A Confusion of Princes
I’m an ardent fan of Garth Nix. His trilogy, Sabriel, Lirael and Abhorsen rank in my top 100 Best Books of All Time. No, it’s not an official, written-down-on-paper sort of list. I wish it was. That’s actually a good idea. But it would take too long and require lots of effort, so how about I just do this review instead? In particular, I love the audiobook versions of this trilogy, read by Tim Curry and in my top 10 list of Best Audiobook Recordings of All Time. Not a real list either, I’m just spit-ballin’ here.

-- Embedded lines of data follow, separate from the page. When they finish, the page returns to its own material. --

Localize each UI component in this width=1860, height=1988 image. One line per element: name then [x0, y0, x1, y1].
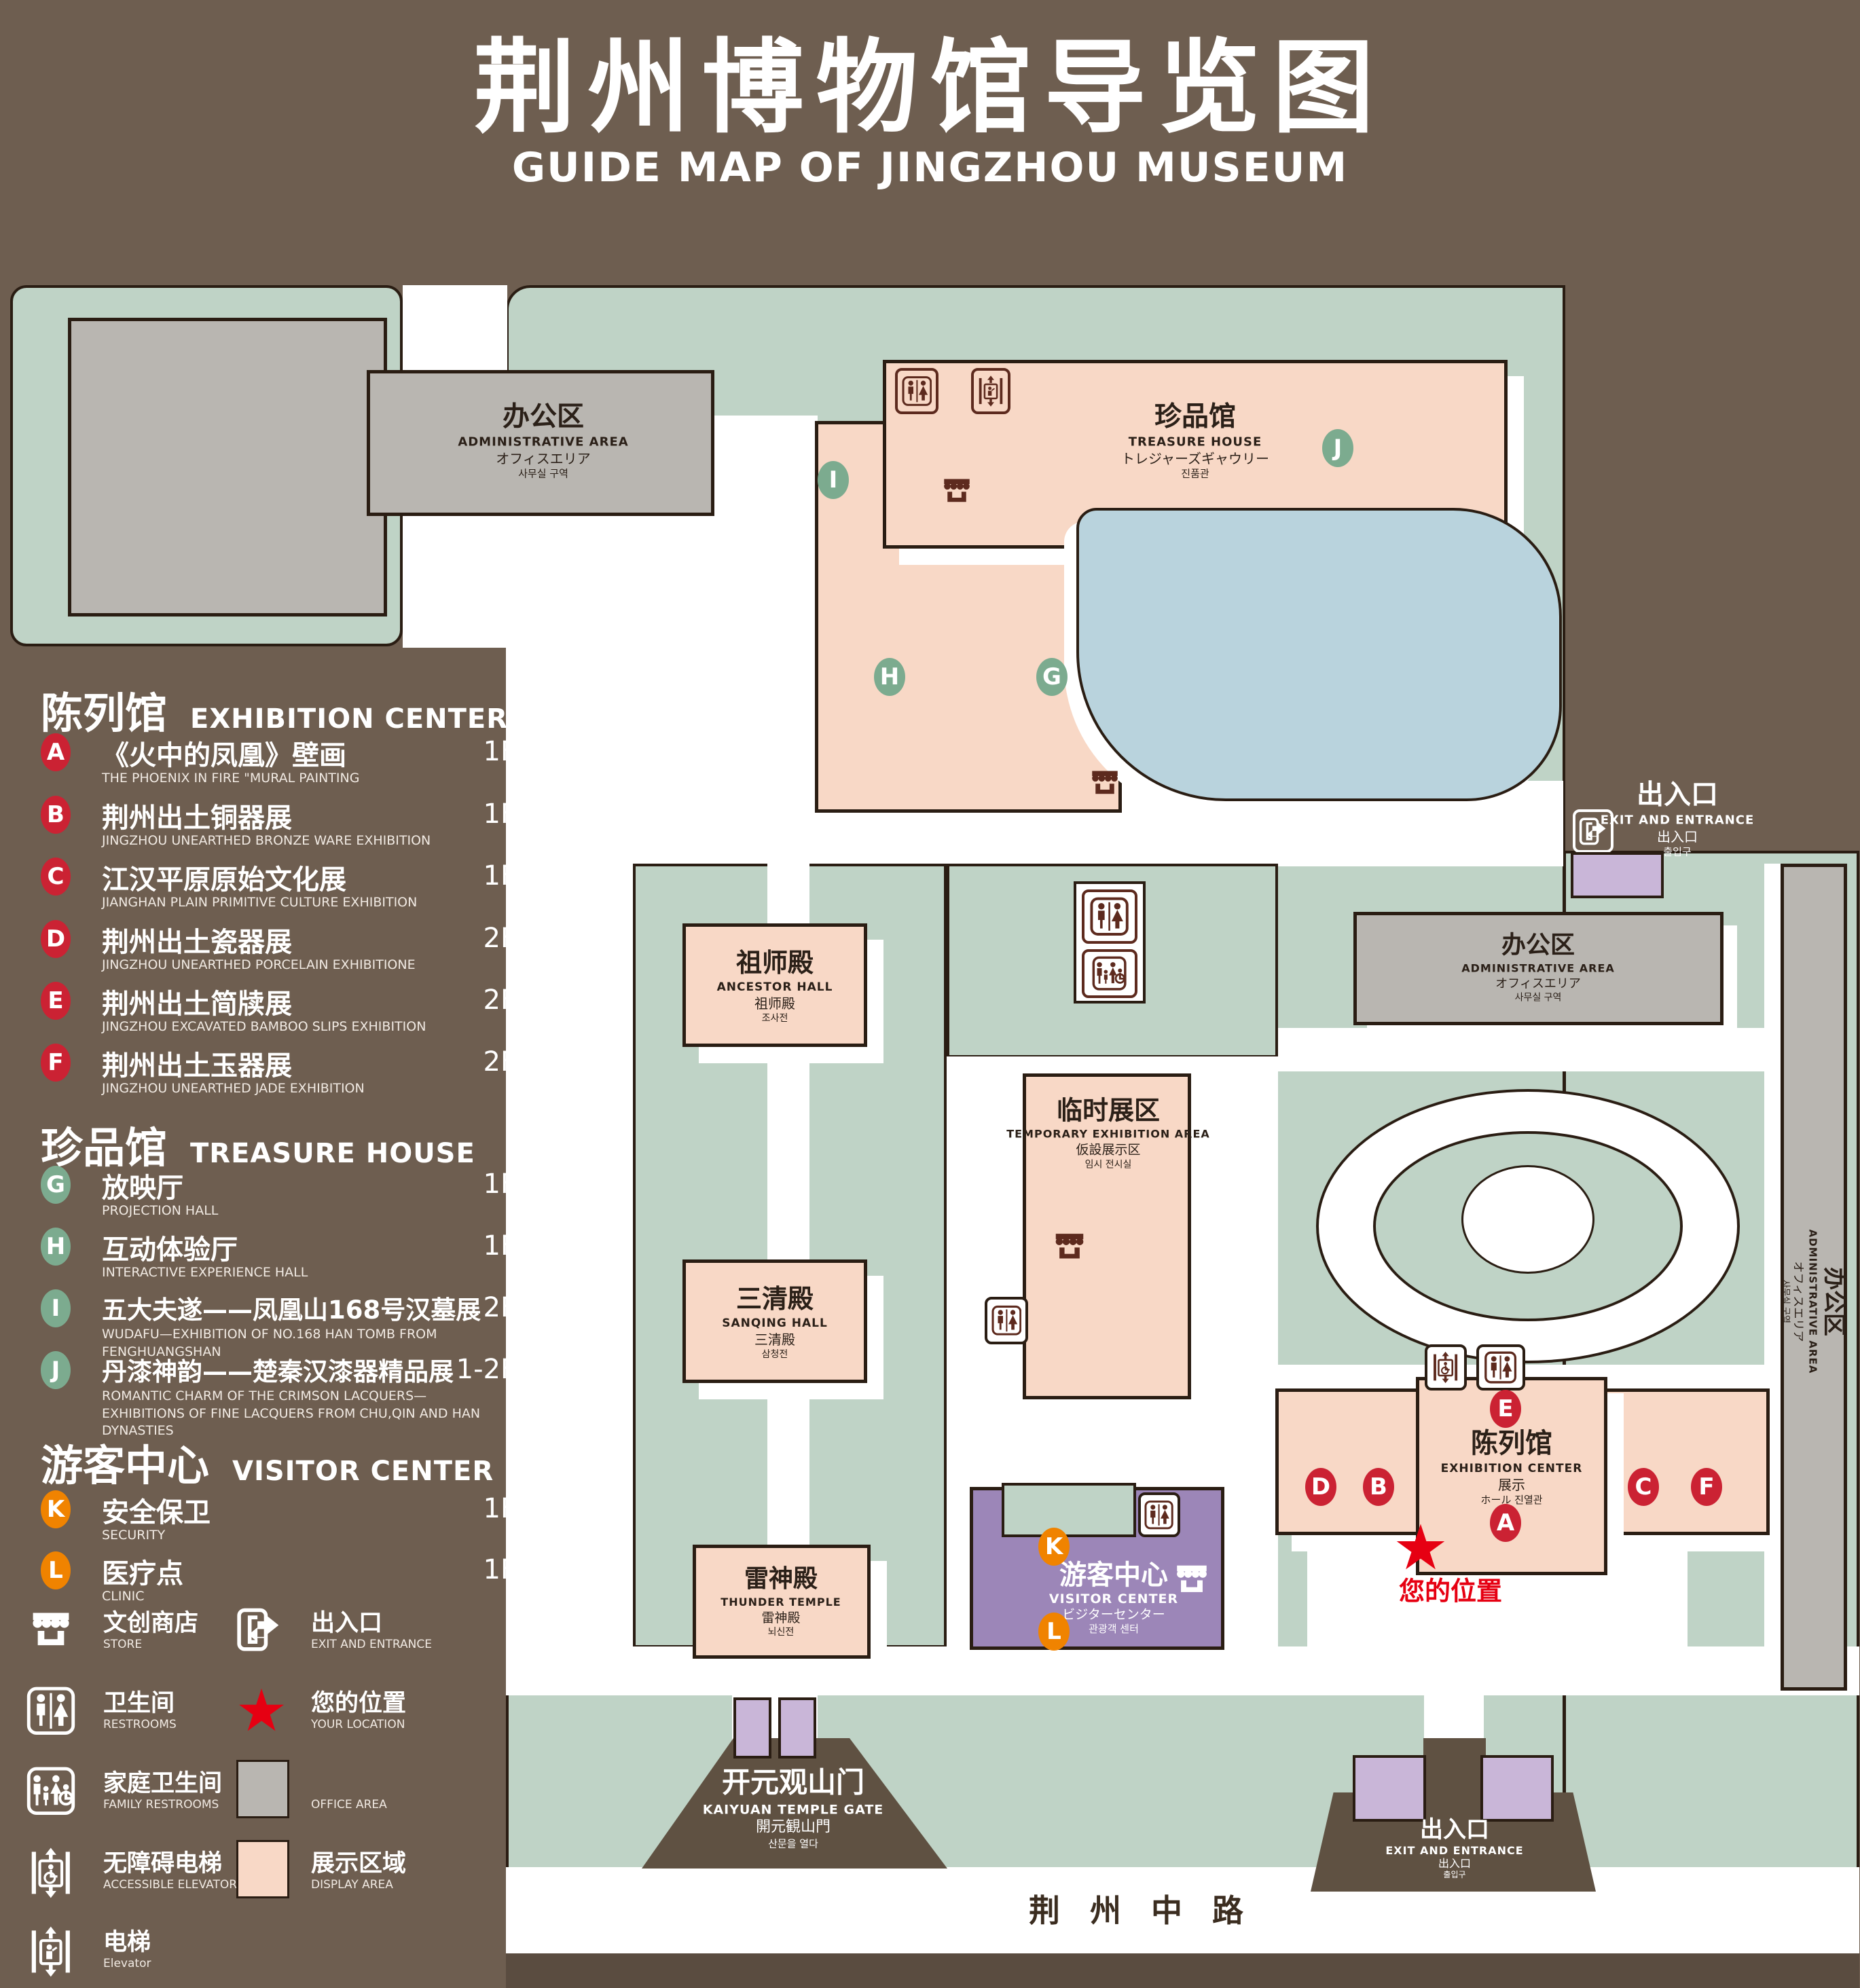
map-marker-H: H: [874, 658, 905, 696]
legend-item-B: B 荆州出土铜器展 JINGZHOU UNEARTHED BRONZE WARE…: [41, 796, 516, 857]
south-exit-pillar: [1353, 1755, 1426, 1822]
map-marker-E: E: [1490, 1390, 1521, 1428]
marker-badge-A: A: [41, 733, 71, 771]
legend-symbol-family-restrooms: 家庭卫生间 FAMILY RESTROOMS: [20, 1760, 251, 1825]
your-location-icon: ★: [234, 1680, 289, 1742]
legend-item-A: A 《火中的凤凰》壁画 THE PHOENIX IN FIRE "MURAL P…: [41, 733, 516, 794]
store-icon: [1172, 1558, 1211, 1601]
label-visitor-center: 游客中心 VISITOR CENTER ビジターセンター 관광객 센터: [1049, 1559, 1178, 1635]
your-location-star: ★: [1393, 1517, 1448, 1579]
marker-badge-J: J: [41, 1351, 71, 1389]
map-marker-C: C: [1628, 1468, 1659, 1506]
elevator-icon: [23, 1919, 79, 1984]
marker-badge-H: H: [41, 1228, 71, 1266]
map-marker-K: K: [1038, 1528, 1070, 1566]
marker-badge-I: I: [41, 1289, 71, 1327]
legend-item-C: C 江汉平原原始文化展 JIANGHAN PLAIN PRIMITIVE CUL…: [41, 858, 516, 919]
marker-badge-F: F: [41, 1044, 71, 1082]
store-icon: [20, 1600, 81, 1659]
legend-item-F: F 荆州出土玉器展 JINGZHOU UNEARTHED JADE EXHIBI…: [41, 1044, 516, 1105]
your-location-label: 您的位置: [1399, 1575, 1502, 1608]
label-exhibition-center: 陈列馆 EXHIBITION CENTER 展示 ホール 진열관: [1441, 1426, 1583, 1507]
guide-map-poster: 荆州博物馆导览图 GUIDE MAP OF JINGZHOU MUSEUM 荆 …: [0, 0, 1860, 1988]
kaiyuan-gate-pillar: [778, 1697, 816, 1759]
garden-pond: [1461, 1165, 1594, 1274]
label-kaiyuan-gate: 开元观山门 KAIYUAN TEMPLE GATE 開元観山門 산문을 열다: [703, 1764, 884, 1850]
legend-symbol-your-location: ★ 您的位置 YOUR LOCATION: [231, 1680, 489, 1745]
marker-badge-D: D: [41, 920, 71, 958]
store-icon: [1051, 1226, 1088, 1267]
path: [1278, 1028, 1764, 1071]
south-exit-pillar: [1480, 1755, 1554, 1822]
legend-symbol-display-area: 展示区域 DISPLAY AREA: [231, 1840, 489, 1905]
legend-symbol-office-area: OFFICE AREA: [231, 1760, 489, 1825]
label-thunder-temple: 雷神殿 THUNDER TEMPLE 雷神殿 뇌신전: [721, 1564, 841, 1638]
legend-section-visitor-center: 游客中心 VISITOR CENTER: [41, 1431, 494, 1492]
page-subtitle: GUIDE MAP OF JINGZHOU MUSEUM: [0, 144, 1860, 191]
label-treasure-house: 珍品馆 TREASURE HOUSE トレジャーズギャウリー 진품관: [1121, 399, 1269, 481]
label-temporary-exhibition: 临时展区 TEMPORARY EXHIBITION AREA 仮設展示区 임시 …: [1006, 1094, 1210, 1171]
pond: [1076, 508, 1562, 801]
map-marker-F: F: [1691, 1468, 1722, 1506]
building-exhibition-right-wing: [1589, 1388, 1770, 1535]
label-south-exit: 出入口 EXIT AND ENTRANCE 出入口 출입구: [1385, 1816, 1523, 1880]
legend-symbol-elevator: 电梯 Elevator: [20, 1919, 251, 1984]
restrooms-icon: [895, 368, 938, 414]
restrooms-icon: [20, 1680, 81, 1742]
path: [506, 416, 633, 1648]
marker-badge-K: K: [41, 1490, 71, 1528]
office-area-swatch: [236, 1760, 289, 1818]
legend-item-I: I 五大夫遂——凤凰山168号汉墓展 WUDAFU—EXHIBITION OF …: [41, 1289, 516, 1350]
road-band: [506, 1953, 1859, 1988]
building-admin-northwest: [68, 318, 387, 616]
exit-icon: [1573, 809, 1613, 853]
legend-symbol-restrooms: 卫生间 RESTROOMS: [20, 1680, 251, 1745]
accessible-elevator-icon: [23, 1840, 79, 1905]
map-marker-G: G: [1036, 658, 1068, 696]
legend-symbol-store: 文创商店 STORE: [20, 1600, 251, 1665]
legend-item-J: J 丹漆神韵——楚秦汉漆器精品展 ROMANTIC CHARM OF THE C…: [41, 1351, 516, 1439]
page-title: 荆州博物馆导览图: [0, 5, 1860, 153]
display-area-swatch: [236, 1840, 289, 1898]
marker-badge-L: L: [41, 1551, 71, 1589]
label-east-exit: 出入口 EXIT AND ENTRANCE 出入口 출입구: [1601, 777, 1755, 860]
map-marker-B: B: [1363, 1468, 1394, 1506]
marker-badge-C: C: [41, 858, 71, 896]
label-sanqing-hall: 三清殿 SANQING HALL 三清殿 삼청전: [722, 1283, 828, 1361]
accessible-elevator-icon: [1425, 1344, 1467, 1391]
legend-section-exhibition-center: 陈列馆 EXHIBITION CENTER: [41, 679, 508, 740]
restrooms-icon: [1476, 1344, 1525, 1391]
marker-badge-G: G: [41, 1166, 71, 1204]
label-ancestor-hall: 祖师殿 ANCESTOR HALL 祖师殿 조사전: [717, 946, 833, 1025]
restrooms-icon: [985, 1297, 1028, 1344]
elevator-icon: [971, 368, 1010, 414]
legend-item-D: D 荆州出土瓷器展 JINGZHOU UNEARTHED PORCELAIN E…: [41, 920, 516, 981]
restrooms-icon: [1082, 889, 1137, 944]
marker-badge-B: B: [41, 796, 71, 834]
legend-item-E: E 荆州出土简牍展 JINGZHOU EXCAVATED BAMBOO SLIP…: [41, 982, 516, 1043]
legend-item-H: H 互动体验厅 INTERACTIVE EXPERIENCE HALL 1F: [41, 1228, 516, 1289]
label-admin-east: 办公区 ADMINISTRATIVE AREA オフィスエリア 사무실 구역: [1461, 929, 1615, 1004]
legend-item-G: G 放映厅 PROJECTION HALL 1F: [41, 1166, 516, 1227]
road-label: 荆 州 中 路: [1029, 1891, 1253, 1932]
family-restrooms-icon: [1082, 949, 1137, 998]
restrooms-icon: [1138, 1492, 1180, 1537]
legend-item-K: K 安全保卫 SECURITY 1F: [41, 1490, 516, 1551]
legend-symbol-exit: 出入口 EXIT AND ENTRANCE: [231, 1600, 489, 1665]
label-admin-southeast: 办公区 ADMINISTRATIVE AREA オフィスエリア 사무실 구역: [1779, 1230, 1849, 1374]
family-restrooms-icon: [20, 1760, 81, 1822]
map-marker-L: L: [1038, 1613, 1070, 1651]
exit-icon: [231, 1600, 287, 1659]
legend-symbol-accessible-elevator: 无障碍电梯 ACCESSIBLE ELEVATOR: [20, 1840, 251, 1905]
map-marker-A: A: [1490, 1504, 1521, 1542]
label-admin-northwest: 办公区 ADMINISTRATIVE AREA オフィスエリア 사무실 구역: [458, 399, 628, 481]
map-marker-D: D: [1305, 1468, 1336, 1506]
marker-badge-E: E: [41, 982, 71, 1020]
kaiyuan-gate-pillar: [733, 1697, 771, 1759]
visitor-center-green-notch: [1002, 1483, 1136, 1537]
store-icon: [940, 471, 974, 511]
map-marker-I: I: [818, 461, 849, 499]
store-icon: [1088, 763, 1122, 803]
east-exit-building: [1571, 852, 1664, 898]
map-marker-J: J: [1322, 429, 1353, 467]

Where the Abhorsen trilogy was fantasy/steam punk (before steam punk was actually a thing), A Confusion of Princes is straight up science fiction. All these years I’ve been waiting for another Garth Nix book that was outside the realm of the Abhorsen world and I never suspected that Nix had this up his sleeve. One thing that Nix does well is world-building. This universe he crafts is one full of oppressed people, dominated by a omniscent emperor and his millions of “princes” who are essentially the military of the empire. Young men and women are taken as babies and given physical and mental alterations and enhancements to create them into the nearly indestructible fighting force needed to maintain an empire this large and threatened by rebels. Whoa, sounds kinda like Star Wars if the storm troopers weren’t just clones, but also genetically and mechanically enhanced superior beings. That’s where I’ll stop comparing this book to Star Wars, I promise.
The story is told from Prince Khemri’s point of view. He is ready to leave his home planet, having finished his training and surgeries and implants and all that good stuff. His vision of his life after leaving the sanctity of his home is based on stories he has read since he was a boy about a fictional prince who had grand adventures in space. Khemri has no idea that the world of the princes is full of political intrigue, assassination attempts, and the constant grind of being under the boot of higher-level princes and the emperor. Khemri, with the help of Master Haddad, his chief assassin and spy (sort of like a really amazing ninja who’s got your back), he barely makes it to the safety of a nearby planet with a Navy base. He unwillingly joins the Navy and begins his military career.
Princes have always been given great privileges and prestige, but they are asked to do horrendous things once they reach those upper levels of command. I should say if they reach upper levels of command because princes spend a great deal of their time trying to kill each other off. Less competition for those top spots. When Khemri is hand-picked by the priests of the emperor for a special assignment, he jumps at the chance, even when the opportunity requires that he leave behind all the enhancements he has become so dependent on.
Khemri is dumped into a remote star system and given the task of infiltrating a planet full of people who have had little to nothing to do with the Empire for a long time. Right after he arrives, he finds the remains of a battle and one survivor of an attack on these people by another Prince and her army. Here is where the book starts to get predictable. Of course he falls in love with a simple human, of course he learns that these people are real and sees the importance of families and human connections, of course he has to go back to being a normal prince after betraying the people who have taken him in. None of these things are original. But there was just enough originality to keep me going, especially with the amazing universe Nix creates.
The story is all told in first-person and the problem with that is when you’re telling your own story and you’re the hero of that story, there is the danger of coming across as a braggart or a jerk. Nix makes a huge jerk out of Khemri from the get-go, but then it got fun to be in there with his thoughts while he navigates each scenario he gets tossed into or scrambles out of. How Khemri makes his decisions and works his way through the echelons of the princely system was fascinating.
There’s probably not a ton of you lovely readers who are dying to get your hands on some great science fiction, but regardless, I can recommend this one. It’s marketed as a young adult novel, but I found enough adult content to consider it at the upper end of my threshold. The story was fast-paced and exciting and I forgave a lot of the faults for rating high on the coolness factor. Not too bad of an endorsement, I don’t think. It’s safe to say that Nix can write science fiction well.